Thomas Beimel, composer, musicologist, violist was born in 1967 in Essen, Germany. Starting as a viola player, he finalized music studies and instrumental pedagogics at Hochschule für Musik im Rheinland. In 1989 he founded together with other musicians the ensemble Partita Radicale, specializing in the field between improvisation and composition. Since 1993, the ensemble worked with outstanding Romanian composers (there are two CDs with contemporary Romanian music released by sonoton, Munich).
Since 1991, Thomas Beimel has made several musicological researches resulting in book publications on the music of the Belgium composer Jacqueline Fontyn, and of the Romanian composer Myriam Marbe.
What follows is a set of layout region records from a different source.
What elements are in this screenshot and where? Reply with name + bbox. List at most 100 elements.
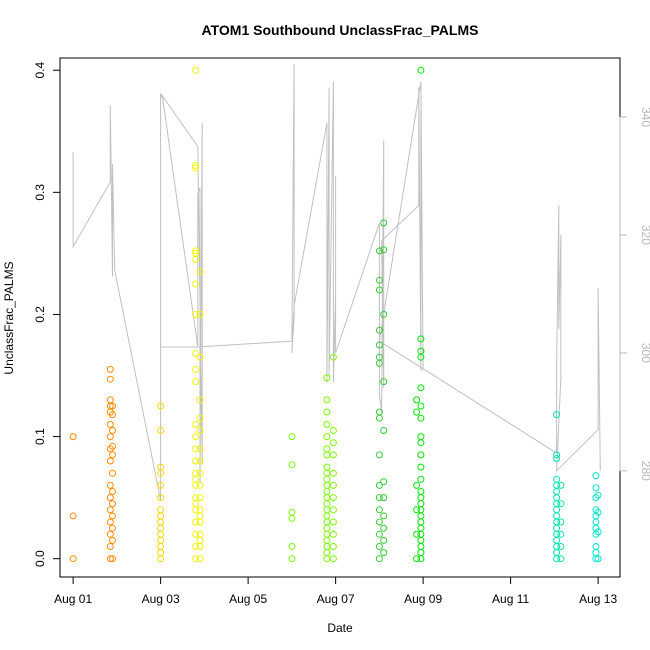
data-point [375,555,383,563]
data-point [192,66,200,74]
chart-title: ATOM1 Southbound UnclassFrac_PALMS [202,22,479,38]
data-point [109,451,116,459]
data-point [380,524,388,532]
x-axis-label: Date [327,621,353,635]
data-point [417,402,425,410]
data-point [196,555,204,563]
data-point [329,469,337,477]
data-point [594,555,602,563]
x-tick-label: Aug 11 [492,592,529,606]
data-point [375,481,383,489]
y-tick-label: 0.0 [33,550,47,567]
data-point [192,555,200,563]
data-point [380,427,388,434]
data-point [69,433,77,441]
data-point [106,420,114,428]
data-point [329,451,337,459]
data-point [106,457,114,465]
points-layer [69,66,602,563]
data-point [157,481,165,489]
secondary-series-line [72,63,601,501]
data-point [380,310,388,318]
data-point [109,469,116,477]
data-point [109,555,116,563]
data-point [323,433,331,441]
data-point [157,427,165,434]
data-point [375,530,383,538]
data-point [323,420,331,428]
data-point [417,414,425,422]
data-point [106,543,114,550]
right-tick-label: 320 [639,225,650,245]
data-point [109,427,116,434]
data-point [196,310,204,318]
data-point [192,433,200,441]
data-point [106,555,114,563]
x-tick-label: Aug 01 [54,592,92,606]
data-point [557,518,565,526]
data-point [157,469,165,477]
data-point [109,442,116,450]
data-point [192,310,200,318]
data-point [417,451,425,459]
data-point [553,455,561,462]
data-point [375,518,383,526]
y-axis: 0.0 0.1 0.2 0.3 0.4 [33,62,61,567]
data-point [417,463,425,471]
data-point [380,246,388,254]
data-point [196,427,204,434]
data-point [196,481,204,489]
data-point [417,475,425,483]
x-tick-label: Aug 09 [404,592,442,606]
data-point [375,506,383,514]
data-point [592,555,600,563]
data-point [557,543,565,550]
data-point [106,365,114,373]
data-point [375,543,383,550]
data-point [417,353,425,361]
data-point [329,494,337,502]
data-point [553,451,561,459]
data-point [329,506,337,514]
data-point [192,543,200,550]
data-point [192,256,200,263]
data-point [69,512,77,520]
data-point [196,457,204,465]
y-axis-label: UnclassFrac_PALMS [2,261,16,374]
data-point [329,481,337,489]
data-point [196,396,204,404]
data-point [192,420,200,428]
data-point [375,414,383,422]
data-point [375,326,383,334]
data-point [109,512,116,520]
data-point [157,494,165,502]
data-point [375,451,383,459]
data-point [109,402,116,410]
data-point [196,268,204,276]
data-point [413,481,421,489]
data-point [323,408,331,416]
data-point [592,484,600,492]
data-point [375,247,383,255]
data-point [109,488,116,495]
data-point [157,555,165,563]
data-point [109,524,116,532]
x-tick-label: Aug 07 [317,592,355,606]
data-point [196,494,204,502]
data-point [329,439,337,447]
data-point [375,494,383,502]
data-point [288,433,296,441]
data-point [106,433,114,441]
y-tick-label: 0.3 [33,184,47,201]
data-point [329,543,337,550]
data-point [553,411,561,419]
data-point [594,528,602,536]
data-point [192,350,200,357]
data-point [592,472,600,480]
secondary-line-layer [72,63,601,501]
data-point [380,378,388,386]
data-point [192,280,200,288]
data-point [380,549,388,557]
data-point [380,494,388,502]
Since 1998, he conceived many broadcasts on topics like contemporary music in Romania and Latin America, classical modern music in Eastern Europe, music and rhetoric.
Since 1994 Thomas Beimel works also as composer. In the summer of 1997 he studied privately composition with Myriam Marbe, Bucharest. In 1999, his first opera was premiered at Stadttheater Mönchengladbach, Germany. Stage activities were continued in June 2001 by the theatre music for the first integral drama adaption of Franz Kafka’s novel In der Strafkolonie, opera house, Wuppertal. In 2002, faltenbalg, a stereophonic composition for five orchestras of accordions, was premiered.
Thomas Beimel received a special award for composition, Impulse, 2004. He was 2005-2006 composer-in-residence, Internationales Künstlerhaus Villa Concordia, Bamberg.
Grigore Cudalbu is a composer, associate professor at the National University of Music Bucharest. He is also a member of the vocal music department of the Union of Composers and Musicologists of Romania and vice-president of the Romanian National Association of Choral Music. He defended his doctoral thesis in 2006: Fundamental elements of musical language used by Romanian composers in a cappella music or in choral works with instrumental accompaniment after the Second World War. He composed numerous choral works and wrote the book Romanian miniatures, madrigals and choral poems after 1945 (2014). He was invited to the International New Music Week (Bucharest, 2013, 2014, 2015) to promote his own creations with Prelude Chamber Choir, as guest conductor.
Smiljka Kitanović, PhD, is a freelance writer and family history researcher, with a focus on the Balkans, including Danube German genealogy. She was awarded second place for published article category in the 2013 Excellence-in-Writing-Competition, offered by the International Society of Family History Writers and Editors. In 2000 she received a doctoral degree in Biomedical Sciences from the Icahn School of Medicine at Mount Sinai in New York, New York, and recently completed a postdoctoral fellowship in microbiology at the University of Utah in Salt Lake City, Utah. She writes articles on genealogy, history, and science topics for magazines such as Family Chronicle, Internet Genealogy, and Dig.
Valentina Sandu-Dediu studied musicology at the National University of Music, Bucharest, graduating in 1990. She has taught musicology and stylistics at the university since 1993. She has written over 30 studies, 300 articles, and 10 books, including Rumänische Musik nach 1944 (2006); Alegeri, atitudini, afecte: Despre stil și retorică în muzică [Choices, Attitudes, Affects: Style and Rhetoric in Music] (2010); and În căutarea consonanțelor [Searching for Consonances] (2017). She has authored series of programmes for Radio Romania, and plays the piano in chamber music recitals (CDs released in Romania with Aurelian Octav Popa, in Germany (Neos) with Dan Dediu, and in Boston (Albany) with Ray Jackendoff).
Valentina Sandu-Dediu has been a fellow of the Wissenschaftskolleg zu Berlin and has been rector of New Europe College, Bucharest, since 2014. She is the recipient of the Peregrinus-Stiftung Prize of the Berlin-Brandenburg Akademie der Wissenschaften (2008). In 2010, she founded Musicology Today, the journal of the National University of Music Bucharest.